I had never encountered fire ants till I moved down South. But when I did, I was shocked that Southerners matter-of-factly train their children to avoid “fahr ant” nests and then go about their business as if it’s normal to have these subjects of a sensationalistic National Geographic special living all around you.

Fire ants masquerade as normal ants, but they have a bite that stings like fire, furious dispositions, and a talent for working with their brethren until they are one oozing mass of killer destruction. I admit that even as an adult, I couldn’t resist the temptation to poke sticks at fire ant hills just to watch them come boiling up out of the bowels of hell like a mini-volcano spewing a molten mass of teaming ant-fury. If the children were bored, sometimes we’d go on fire ant expeditions in the backyard. I know it was a horrible thing to teach my children, but those creatures never ceased to fascinate me.

Which is perhaps why I was always blundering into their nests.

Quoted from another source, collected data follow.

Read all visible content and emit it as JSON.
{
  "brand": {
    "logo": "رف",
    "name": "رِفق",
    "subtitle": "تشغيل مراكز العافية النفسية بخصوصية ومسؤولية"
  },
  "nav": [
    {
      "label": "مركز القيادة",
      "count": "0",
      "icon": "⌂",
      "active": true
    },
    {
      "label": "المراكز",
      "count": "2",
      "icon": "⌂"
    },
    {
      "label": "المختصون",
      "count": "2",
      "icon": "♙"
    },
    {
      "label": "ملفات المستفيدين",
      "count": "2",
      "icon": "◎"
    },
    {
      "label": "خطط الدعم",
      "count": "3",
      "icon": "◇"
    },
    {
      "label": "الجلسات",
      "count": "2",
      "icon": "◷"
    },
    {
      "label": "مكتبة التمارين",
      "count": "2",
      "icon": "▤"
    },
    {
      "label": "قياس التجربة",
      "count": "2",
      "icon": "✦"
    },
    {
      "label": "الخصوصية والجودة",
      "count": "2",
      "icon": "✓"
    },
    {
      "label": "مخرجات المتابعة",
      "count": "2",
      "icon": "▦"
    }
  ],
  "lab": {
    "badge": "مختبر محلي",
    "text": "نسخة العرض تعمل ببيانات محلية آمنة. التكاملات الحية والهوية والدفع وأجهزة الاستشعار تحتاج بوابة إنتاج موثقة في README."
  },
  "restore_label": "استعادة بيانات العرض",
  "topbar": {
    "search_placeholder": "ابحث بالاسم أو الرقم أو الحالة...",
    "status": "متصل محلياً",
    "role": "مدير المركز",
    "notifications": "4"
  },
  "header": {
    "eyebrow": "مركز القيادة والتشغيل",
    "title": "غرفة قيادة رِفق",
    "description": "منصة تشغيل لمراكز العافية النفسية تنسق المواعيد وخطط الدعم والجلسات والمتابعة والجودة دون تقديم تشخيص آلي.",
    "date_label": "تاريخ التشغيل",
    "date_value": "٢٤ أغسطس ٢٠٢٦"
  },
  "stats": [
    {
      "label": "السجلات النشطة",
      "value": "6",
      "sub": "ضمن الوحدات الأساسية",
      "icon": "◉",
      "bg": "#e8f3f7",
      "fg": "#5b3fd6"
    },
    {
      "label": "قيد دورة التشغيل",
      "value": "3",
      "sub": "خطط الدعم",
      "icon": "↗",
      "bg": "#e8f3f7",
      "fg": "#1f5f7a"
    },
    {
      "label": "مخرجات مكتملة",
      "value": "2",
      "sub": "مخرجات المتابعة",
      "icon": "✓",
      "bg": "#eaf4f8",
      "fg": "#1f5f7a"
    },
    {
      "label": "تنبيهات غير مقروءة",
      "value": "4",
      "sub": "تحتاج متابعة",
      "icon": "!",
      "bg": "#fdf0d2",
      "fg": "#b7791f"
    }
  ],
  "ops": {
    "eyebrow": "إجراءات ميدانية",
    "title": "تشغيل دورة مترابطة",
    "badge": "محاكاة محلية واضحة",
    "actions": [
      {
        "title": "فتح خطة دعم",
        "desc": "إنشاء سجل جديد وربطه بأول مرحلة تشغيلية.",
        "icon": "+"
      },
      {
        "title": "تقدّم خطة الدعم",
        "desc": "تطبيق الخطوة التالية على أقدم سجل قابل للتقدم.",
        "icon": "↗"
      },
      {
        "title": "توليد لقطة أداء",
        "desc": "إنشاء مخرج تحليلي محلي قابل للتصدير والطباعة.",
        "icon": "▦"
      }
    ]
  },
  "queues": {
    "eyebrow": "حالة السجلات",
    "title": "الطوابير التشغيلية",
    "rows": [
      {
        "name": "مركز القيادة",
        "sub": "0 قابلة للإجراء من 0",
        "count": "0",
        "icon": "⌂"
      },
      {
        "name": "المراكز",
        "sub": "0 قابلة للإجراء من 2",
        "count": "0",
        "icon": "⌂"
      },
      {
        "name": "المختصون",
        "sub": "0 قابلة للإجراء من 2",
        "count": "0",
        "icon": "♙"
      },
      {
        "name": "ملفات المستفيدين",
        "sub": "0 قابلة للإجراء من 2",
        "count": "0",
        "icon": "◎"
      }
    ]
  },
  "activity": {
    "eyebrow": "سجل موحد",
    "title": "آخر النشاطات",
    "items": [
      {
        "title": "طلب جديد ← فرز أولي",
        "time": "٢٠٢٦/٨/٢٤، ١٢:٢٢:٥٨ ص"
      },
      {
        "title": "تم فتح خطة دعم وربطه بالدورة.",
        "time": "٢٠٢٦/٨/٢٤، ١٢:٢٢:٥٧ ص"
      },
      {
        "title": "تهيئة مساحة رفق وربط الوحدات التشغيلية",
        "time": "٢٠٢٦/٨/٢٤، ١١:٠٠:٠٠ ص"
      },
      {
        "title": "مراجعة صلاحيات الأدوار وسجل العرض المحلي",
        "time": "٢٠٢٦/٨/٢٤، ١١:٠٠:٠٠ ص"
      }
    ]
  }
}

During the Sod Incident, they were moving en masse up my shirt, mere inches from engulfing my face like the victim in a bad horror flick. As if in a nightmare, I remember trying to scream and nothing came out but a strangled little sound. “Urk.” Which is probably a good thing, because I didn’t need to attract attention disrobing there in my front yard. I was also flailing and running faster than I’ve ever run in my life. Once in my garage, I flung my tee-shirt as far as it would go and did a heebie-jeebie dance that lasted not only through a hot shower, but through the better part of an hour, and then returned periodically throughout the day…and ever since, as a matter of fact. I am in fact heebie-jeebieing right now.

Because although that was about ten years ago, to this day I panic a tiny bit when I see an ant, even the benign Northern kind. You never know if they’ve mutated….

Have you ever been attacked by bugs?

11 comments:

  1. Yikes! I've never encountered a fire ant, but your post was so vivid, I'm now all itchy.

    I got stung by a wasp once. It was an early summer morning and my turn to run to the store to buy the morning paper for my dad. I leaned against the front door, where the mailbox was attached, and a wasp must've nested there for the night. It flew out and stung me. I woke up all my sleeping siblings with my terrified screams. It took awhile for my dad to get the stinger out--and I still have a tiny scar.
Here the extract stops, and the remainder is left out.